Windows Server 2019 and RADIUS

updated #security, #firewall edit this page

First of all, happy new year :) Today we will have a quick look at Windows Server 2019, more specifically the Network Policy Server role.

Background

I was recently asked to help with an enterprise WiFi deployment and decided to use a RADIUS server for authentication purposes. I went on to deploy a new Windows 2019 VM and installed the NPS role. After adding the RADIUS client and configuring the required policies, I added the NPS server’s IP address to the WiFi controller and tried to authenticate. A simple task generally, but this time it did not work.

Troubleshooting

The RADIUS server was located behind a NAT device so my first guess was that I had misconfigured a policy or mistyped an address or something. I double checked the configuration and, as it looked ok, started to scratch my head. In order to better understand what was going on, I installed wireshark on the NPS machine and saw packets incoming from the WiFi controller quite happily.
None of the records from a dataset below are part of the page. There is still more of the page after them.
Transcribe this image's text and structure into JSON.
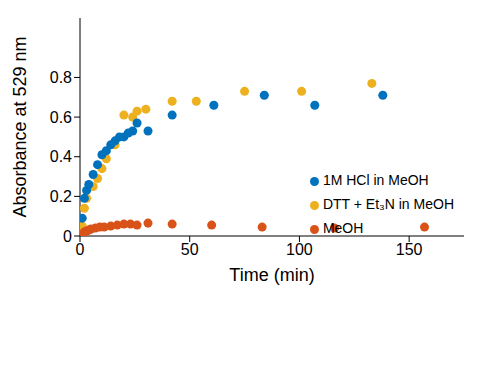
{
  "chart_data": {
    "type": "scatter",
    "x_label": "Time (min)",
    "y_label": "Absorbance at 529 nm",
    "xlim": [
      0,
      175
    ],
    "ylim": [
      0,
      1.1
    ],
    "xticks": [
      0,
      50,
      100,
      150
    ],
    "yticks": [
      0,
      0.2,
      0.4,
      0.6,
      0.8
    ],
    "legend": "right",
    "marker": "circle",
    "series": [
      {
        "name": "DTT + Et₃N in MeOH",
        "color": "#EDB120",
        "x": [
          1,
          2,
          3,
          6,
          8,
          10,
          12,
          16,
          20,
          24,
          26,
          30,
          42,
          53,
          75,
          101,
          133
        ],
        "values": [
          0.05,
          0.14,
          0.19,
          0.25,
          0.29,
          0.34,
          0.39,
          0.46,
          0.61,
          0.6,
          0.63,
          0.64,
          0.68,
          0.68,
          0.73,
          0.73,
          0.77
        ]
      },
      {
        "name": "1M HCl in MeOH",
        "color": "#0072BD",
        "x": [
          1,
          2,
          3,
          4,
          6,
          8,
          10,
          12,
          14,
          16,
          18,
          20,
          22,
          24,
          26,
          31,
          42,
          61,
          84,
          107,
          138
        ],
        "values": [
          0.09,
          0.19,
          0.23,
          0.26,
          0.31,
          0.36,
          0.41,
          0.43,
          0.46,
          0.48,
          0.5,
          0.5,
          0.52,
          0.53,
          0.57,
          0.53,
          0.61,
          0.66,
          0.71,
          0.66,
          0.71
        ]
      },
      {
        "name": "MeOH",
        "color": "#D95319",
        "x": [
          1,
          2,
          3,
          4,
          5,
          7,
          9,
          11,
          14,
          17,
          20,
          23,
          26,
          31,
          42,
          60,
          83,
          116,
          157
        ],
        "values": [
          0.01,
          0.02,
          0.025,
          0.03,
          0.035,
          0.04,
          0.045,
          0.045,
          0.05,
          0.055,
          0.06,
          0.06,
          0.055,
          0.065,
          0.06,
          0.055,
          0.045,
          0.04,
          0.045
        ]
      }
    ]
  }
}
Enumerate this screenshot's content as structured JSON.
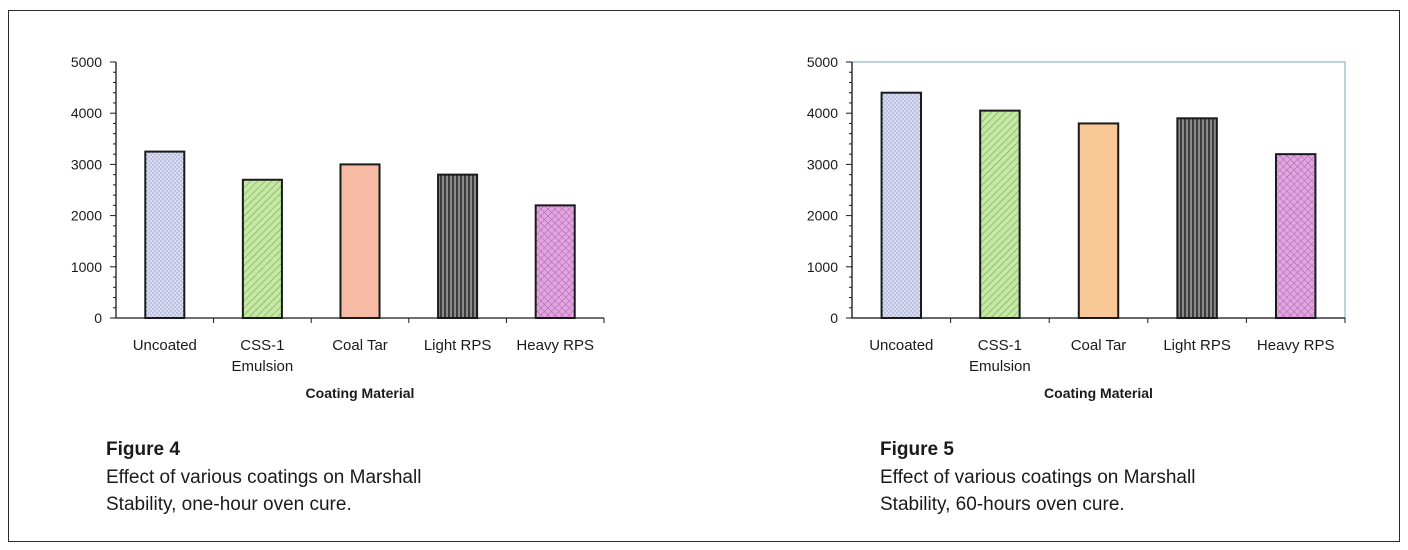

But packet were only incoming, I could not find a single response coming from NPS. The Security Event Log on the VM, where you would typically find NPS logs, had no events related to NPS. So basically the NPS was not responding to RADIUS messages at all.

Solution

After a quick google search for “Windows 2019 NPS” I found an entry in the TechNet Forums (link below) where someone explained the Windows Firewall had to be configured to allow RADIUS (udp/1812, udp/1813) traffic even though such a rule did already exist. Sure enough, after adding the firewall rule, authentication worked.

DHCP Relay (update)

So today, half a year later, I had a very similar problem with DHCP relay. The Windows 2019 DHCP Server would receive DHCP requests from a relay agent but it would never respond to them. I configured the local firewall to allow traffic on UDP ports 67 and 69 and voilà, DHCP started working.